China’s commercial space sector has moved from a 1.0 era characterized by fundamental manufacturing and research and development (R&D) to a 2.0 era fueled by applications and market forces, Yang explained in an interview with Global Times.

The sector should catch up with the level of development of the United States within ten years. China Daily previously reported that up to seven visitors could simultaneously fly at a height of more than 100 kilometers.

Yang said suborbital travel is more technically developed and suitable for the majority of people compared to other forms of space travel. Passengers would experience a brief period of weightlessness during the 10-minute journey that would take them over the Kármán Line, the line separating Earth’s atmosphere from space, SCMP noted.

Artist’s impression of a space tourism vehicle. EVERYDAY CHINA

Last year, CAS Space said it was developing a reusable single-stage rocket and spacecraft that would enable spaceflight. The spacecraft would detach once the rocket reached the Kármán line and continue to travel through the air due to inertia.

Although the spacecraft would return with its parachute, the rocket would re-enter the atmosphere and perform a soft landing using only its engines.

The Chinese Academy of Sciences owns a part of CAS Space, which was established in 2018. It is one of China’s newly established major commercial launch companies.

The company reportedly signed a collaboration agreement with China Tourism Group, the country’s largest public travel agency, in July, promising to work together to promote commercial space technologies and develop a new space economy, including space tourism.

It will undergo a series of unmanned test flights from next year before carrying paying passengers. In 2021, China had 370 space-related commercial enterprises, quickly catching up with the United States in this area.

Meanwhile, Virgin Galactic previously announced it would start offering spaceflight for $450,000 per ticket.

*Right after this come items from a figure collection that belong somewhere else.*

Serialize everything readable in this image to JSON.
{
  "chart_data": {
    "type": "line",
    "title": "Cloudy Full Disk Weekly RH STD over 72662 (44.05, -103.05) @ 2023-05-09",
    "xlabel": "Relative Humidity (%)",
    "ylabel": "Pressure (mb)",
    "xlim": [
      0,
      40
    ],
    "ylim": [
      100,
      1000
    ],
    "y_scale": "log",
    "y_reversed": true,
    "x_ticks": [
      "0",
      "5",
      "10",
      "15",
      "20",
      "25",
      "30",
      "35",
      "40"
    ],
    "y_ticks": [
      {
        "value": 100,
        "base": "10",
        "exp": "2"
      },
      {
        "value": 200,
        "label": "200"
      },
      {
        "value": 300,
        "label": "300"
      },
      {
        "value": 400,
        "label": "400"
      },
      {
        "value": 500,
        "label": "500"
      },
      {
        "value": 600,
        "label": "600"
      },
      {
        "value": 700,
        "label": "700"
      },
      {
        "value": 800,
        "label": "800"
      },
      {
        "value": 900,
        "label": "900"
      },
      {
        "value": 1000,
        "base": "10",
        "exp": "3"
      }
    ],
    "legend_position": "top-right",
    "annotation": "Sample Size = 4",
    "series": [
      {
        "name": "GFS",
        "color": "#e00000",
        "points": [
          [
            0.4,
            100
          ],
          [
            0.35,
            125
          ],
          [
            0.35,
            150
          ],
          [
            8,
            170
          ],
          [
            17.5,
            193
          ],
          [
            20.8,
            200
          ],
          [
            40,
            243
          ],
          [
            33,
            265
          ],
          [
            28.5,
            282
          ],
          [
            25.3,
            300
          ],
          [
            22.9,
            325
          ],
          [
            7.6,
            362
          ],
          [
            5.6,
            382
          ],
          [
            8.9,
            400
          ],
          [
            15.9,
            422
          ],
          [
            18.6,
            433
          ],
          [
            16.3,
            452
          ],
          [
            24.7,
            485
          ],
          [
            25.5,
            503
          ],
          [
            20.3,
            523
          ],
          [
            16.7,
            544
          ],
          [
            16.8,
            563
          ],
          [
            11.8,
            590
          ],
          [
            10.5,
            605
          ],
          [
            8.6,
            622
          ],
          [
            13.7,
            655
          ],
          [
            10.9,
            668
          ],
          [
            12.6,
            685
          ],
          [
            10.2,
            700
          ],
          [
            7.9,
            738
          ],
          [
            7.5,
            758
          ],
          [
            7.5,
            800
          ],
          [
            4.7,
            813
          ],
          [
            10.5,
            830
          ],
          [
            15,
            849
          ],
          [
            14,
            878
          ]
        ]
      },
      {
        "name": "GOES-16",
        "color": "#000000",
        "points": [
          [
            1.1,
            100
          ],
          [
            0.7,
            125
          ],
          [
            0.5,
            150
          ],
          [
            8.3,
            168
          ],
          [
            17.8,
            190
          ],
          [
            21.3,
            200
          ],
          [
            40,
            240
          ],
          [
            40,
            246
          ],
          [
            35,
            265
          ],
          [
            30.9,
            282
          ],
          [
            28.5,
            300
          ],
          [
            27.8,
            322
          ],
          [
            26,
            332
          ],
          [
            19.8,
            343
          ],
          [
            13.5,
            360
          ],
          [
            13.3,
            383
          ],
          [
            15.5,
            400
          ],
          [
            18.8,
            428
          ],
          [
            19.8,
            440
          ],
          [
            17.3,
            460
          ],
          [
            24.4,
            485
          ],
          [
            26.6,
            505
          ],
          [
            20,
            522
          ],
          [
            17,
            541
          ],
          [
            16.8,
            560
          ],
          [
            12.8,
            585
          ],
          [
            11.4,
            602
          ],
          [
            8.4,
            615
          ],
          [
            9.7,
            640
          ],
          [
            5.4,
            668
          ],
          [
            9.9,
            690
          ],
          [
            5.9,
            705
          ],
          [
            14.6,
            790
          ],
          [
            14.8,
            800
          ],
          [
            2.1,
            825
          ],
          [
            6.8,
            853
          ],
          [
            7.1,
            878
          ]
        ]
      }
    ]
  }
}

Last year, Elon Musk’s SpaceX launched four private passengers into orbit, making it the first spaceflight without trained astronauts.

SpaceX said the craft with a civilian crew orbited Earth for three days at about 575 kilometers, higher than the space station‘s existing orbits. In August, Jeff Bezos’ business venture, Blue Origin, which provides spaceflight services, completed its sixth manned spaceflight mission.

SpaceX
File Picture

China’s Growing Footprint

The announcement came as major economies were engaged in a vigorous race to gain market share in the expanding space industry.

On September 9, US Vice President Kamala Harris urged agencies to submit plans to approve and oversee “commercial space activities” over the next six months to keep the country at the forefront of the industry. China is also making efforts to advance this sector at a good pace.

The market size of China’s commercial space industry recorded a compound annual growth rate of 22.09% between 2015 and 2020 thanks to a comprehensive range of intellectual property rights owned by the country, a talent development system and central government support.

The scope of domestic and commercial space ventures is quite limited. Only a few rocket and satellite companies are profitable, meaning they are still in the “accumulation” stage, Yang noted.

The United States began supporting the commercialization of the space industry in the 1980s, and by the time SpaceX was formed in 2002, the sector had largely matured.

By comparison, China began actively promoting private enterprises to develop the commercial space industry in 2015. However, the sector has already begun to take shape after seven years of rapid expansion in a wide range of fields, including rocket launches, satellite development and ground equipment, satellite operation and satellite application.